Some test cases for the above:

let () =
  let pr fmt = Format.kasprintf print_endline fmt in
  let t1 =
    (* Example taken from "Nested Datatypes", Bird & Meertens. *)
    Bush.
      [
        4;
        [ 8; [ 5 ]; [ [ 3 ] ] ];
        [ [ 7 ]; []; [ [ [ 7 ] ] ] ];
        [ [ []; [ [ 0 ] ] ] ];
      ]
  in
  pr "size: %d" (Bush.size t1) (* = 7 *);
  pr "L: %d" (Bush.member Z t1 (* = 4 *));
  pr "L: %d" (Bush.member (R (L Z)) t1) (* = 8 *);
  pr "L: %d" (Bush.member (R (L (R (L Z)))) t1) (* = 5 *);
  pr "L: %d" (Bush.member (R (R (R (L (L (L Z)))))) t1) (* = Not_found *)

I believe the Lush.t case is conceptually quite similar:

  • when recursing, use auxilliary values to track nesting depth;
  • when indexing, consume a well-typed path that relates the source type (the type of the root) to the destination type (the type of the value to be returned), and follow it in the obvious way.

You may be interested in Oleg’s hlist library, which applies these principles to the case of heterogeneous lists. (He’s referring to the structured indices as “lenses”, which calls out to the more general concept of “optics” in functional programming.)
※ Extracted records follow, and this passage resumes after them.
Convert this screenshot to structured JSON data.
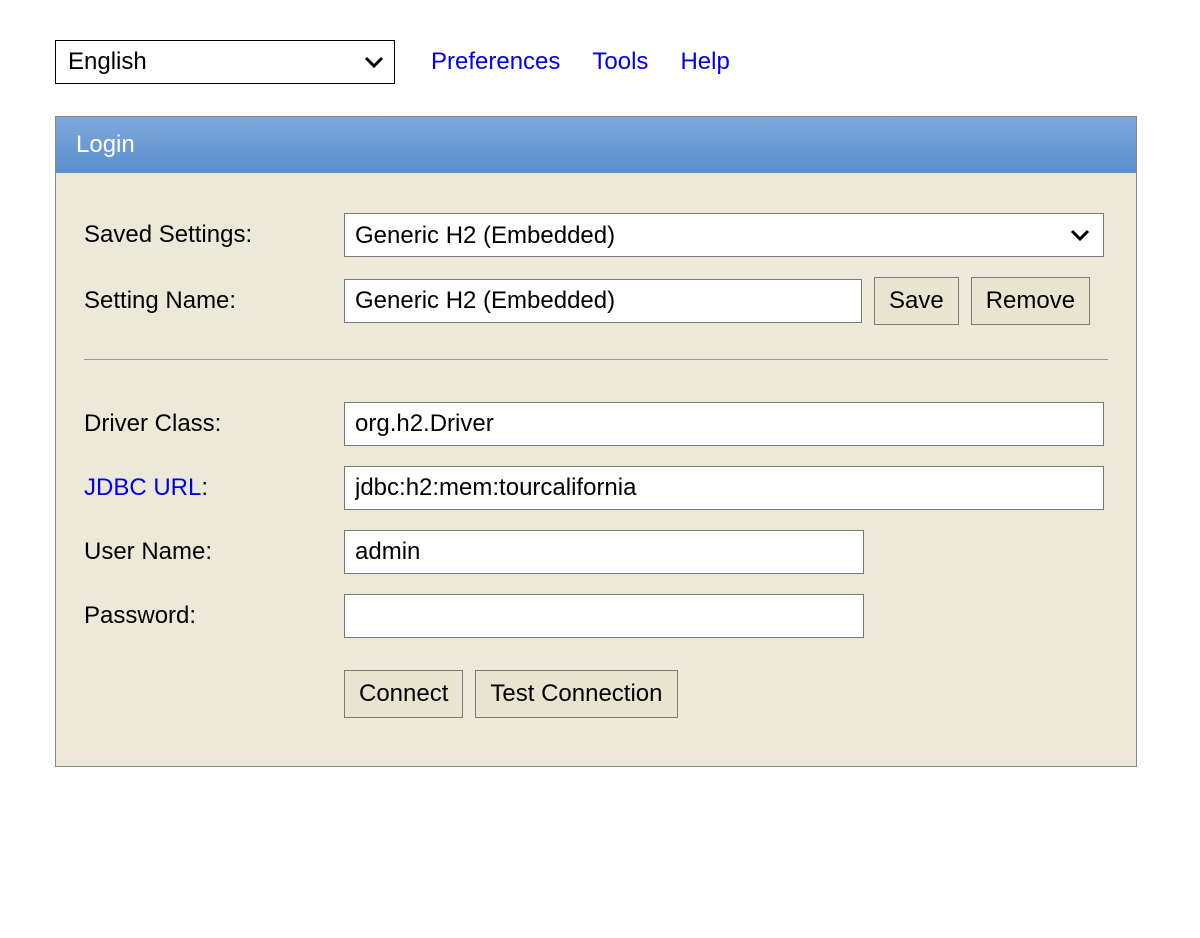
{
  "topbar": {
    "language_selected": "English",
    "links": {
      "preferences": "Preferences",
      "tools": "Tools",
      "help": "Help"
    }
  },
  "panel": {
    "title": "Login"
  },
  "form": {
    "saved_settings_label": "Saved Settings:",
    "saved_settings_value": "Generic H2 (Embedded)",
    "setting_name_label": "Setting Name:",
    "setting_name_value": "Generic H2 (Embedded)",
    "save_button": "Save",
    "remove_button": "Remove",
    "driver_class_label": "Driver Class:",
    "driver_class_value": "org.h2.Driver",
    "jdbc_url_label": "JDBC URL",
    "jdbc_url_colon": ":",
    "jdbc_url_value": "jdbc:h2:mem:tourcalifornia",
    "user_name_label": "User Name:",
    "user_name_value": "admin",
    "password_label": "Password:",
    "password_value": "",
    "connect_button": "Connect",
    "test_connection_button": "Test Connection"
  }
}
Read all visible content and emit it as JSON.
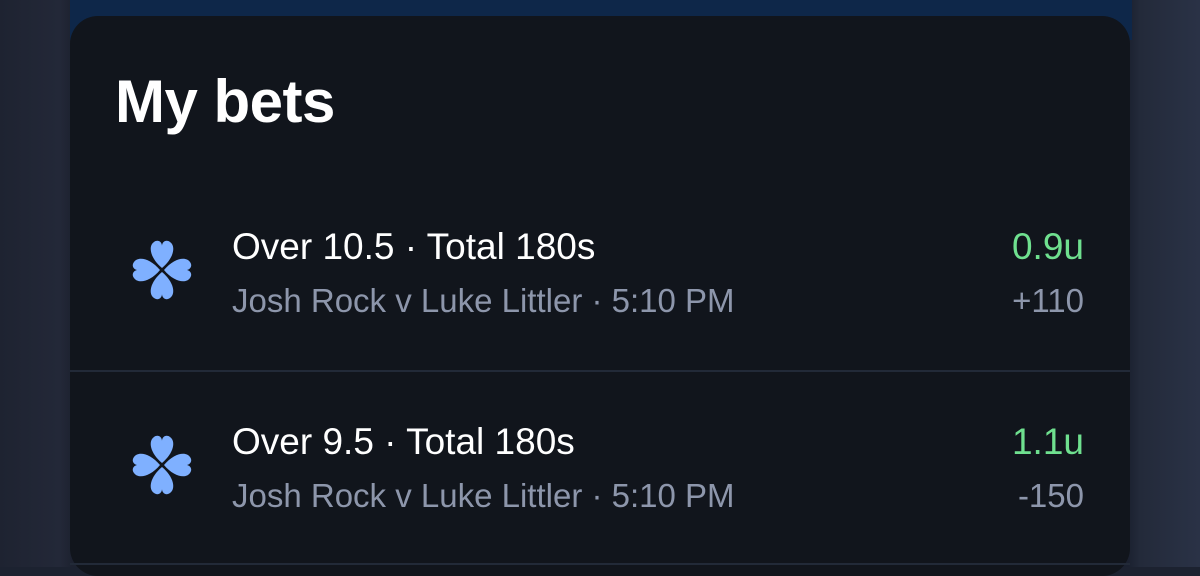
{
  "page": {
    "title": "My bets"
  },
  "colors": {
    "card_background": "#11151c",
    "units_green": "#6fe08f",
    "icon_blue": "#7fb0ff",
    "secondary_text": "#8d96ab"
  },
  "bets": [
    {
      "icon": "clover-icon",
      "title": "Over 10.5 · Total 180s",
      "subtitle": "Josh Rock v Luke Littler · 5:10 PM",
      "units": "0.9u",
      "odds": "+110"
    },
    {
      "icon": "clover-icon",
      "title": "Over 9.5 · Total 180s",
      "subtitle": "Josh Rock v Luke Littler · 5:10 PM",
      "units": "1.1u",
      "odds": "-150"
    }
  ]
}
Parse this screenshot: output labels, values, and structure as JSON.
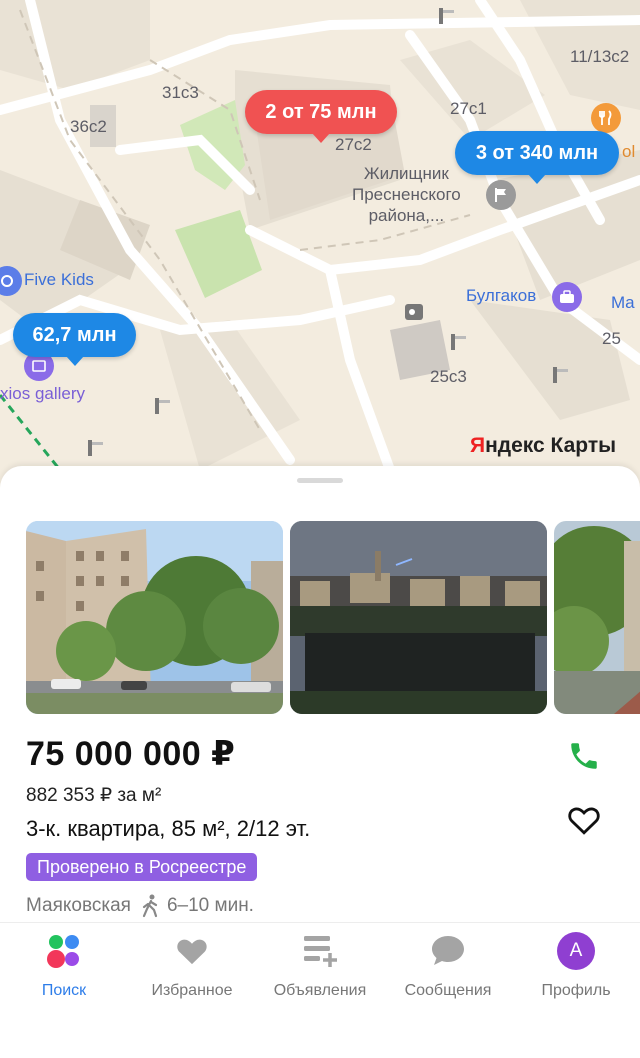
{
  "map": {
    "brand": {
      "prefix": "Я",
      "rest": "ндекс Карты"
    },
    "pins": [
      {
        "text": "2 от 75 млн",
        "color": "#f05252"
      },
      {
        "text": "3 от 340 млн",
        "color": "#1e88e5"
      },
      {
        "text": "62,7 млн",
        "color": "#1e88e5"
      }
    ],
    "labels": {
      "b36c2": "36с2",
      "b31c3": "31с3",
      "b27c1": "27с1",
      "b27c2": "27с2",
      "b11_13c2": "11/13с2",
      "b25": "25",
      "b25c3": "25с3",
      "zhil_1": "Жилищник",
      "zhil_2": "Пресненского",
      "zhil_3": "района,...",
      "five_kids": "Five Kids",
      "gallery": "xios gallery",
      "bulgakov": "Булгаков",
      "ma": "Ma",
      "ol": "ol"
    }
  },
  "listing": {
    "price": "75 000 000 ₽",
    "price_per_m": "882 353 ₽ за м²",
    "description": "3-к. квартира, 85 м², 2/12 эт.",
    "badge": "Проверено в Росреестре",
    "metro": "Маяковская",
    "walk_time": "6–10 мин.",
    "accent_color": "#8f5fe2"
  },
  "tabs": [
    {
      "label": "Поиск",
      "icon": "search-dots-icon",
      "active": true
    },
    {
      "label": "Избранное",
      "icon": "heart-icon",
      "active": false
    },
    {
      "label": "Объявления",
      "icon": "listings-icon",
      "active": false
    },
    {
      "label": "Сообщения",
      "icon": "message-icon",
      "active": false
    },
    {
      "label": "Профиль",
      "icon": "avatar",
      "avatar_letter": "A",
      "active": false
    }
  ]
}
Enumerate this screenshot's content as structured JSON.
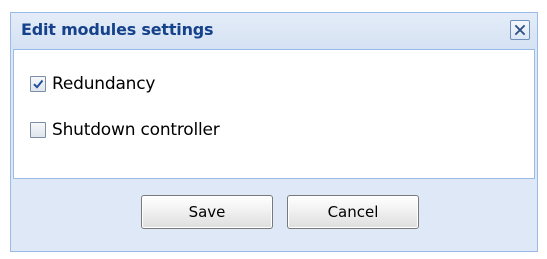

I hope some of this helps!

3 Likes

@CraigFe
Of course it helps :slight_smile:
I will try to complete Lush without help, reading your answer until it’s crystal clear.
It’s harder than the Okasaki (Purely functional data structures) book content. No real surprise, i expected it to be.
I have some experience with indexed types, GADTs and Coq and this is not luxury, it looks more like a necessity.

@monoidoid
Your alternate proposition is very welcomed. It looks much more familiar to me (more programming, less logic). If i can do a map chances are i can also do a fold. The result may not be always optimally efficient i very much like how it is beginner-friendly. I will prioritize this way and see how far i can go. My intuition is that member requires a lazy catamorphism rather than the same fold_right catamorphism.

1 Like

I think it might be easier if you define a fold first and then use that for defining other functions. In your size example for Bush, what you could do is map size on att, then you have int t, and then you would like to sum all these ints. You already defined a map, but the last part requires a fold.

(* Bush *)
type 'a t =
    | []
    | ( :: ) of 'a * 'a t t

  let rec fold_right : 'a. ('a -> 'b -> 'b) -> 'a t -> 'b -> 'b =
    fun f at z -> match at with
    | [] -> z
    | a :: att -> f a (fold_right (fold_right f) att z)

  let size at = fold_right (fun _ n -> n + 1) at 0

2 Likes

@monoidoid

# size ([[];[[[9]]]]);;
- : int = 2

The correct answer should be 1, isn’t it ?

[[];[[[9]]]] has type int t t t. So size will count int t ts, and I see two of them: [] and [[9]].

1 Like

@monoidoid of course stupid me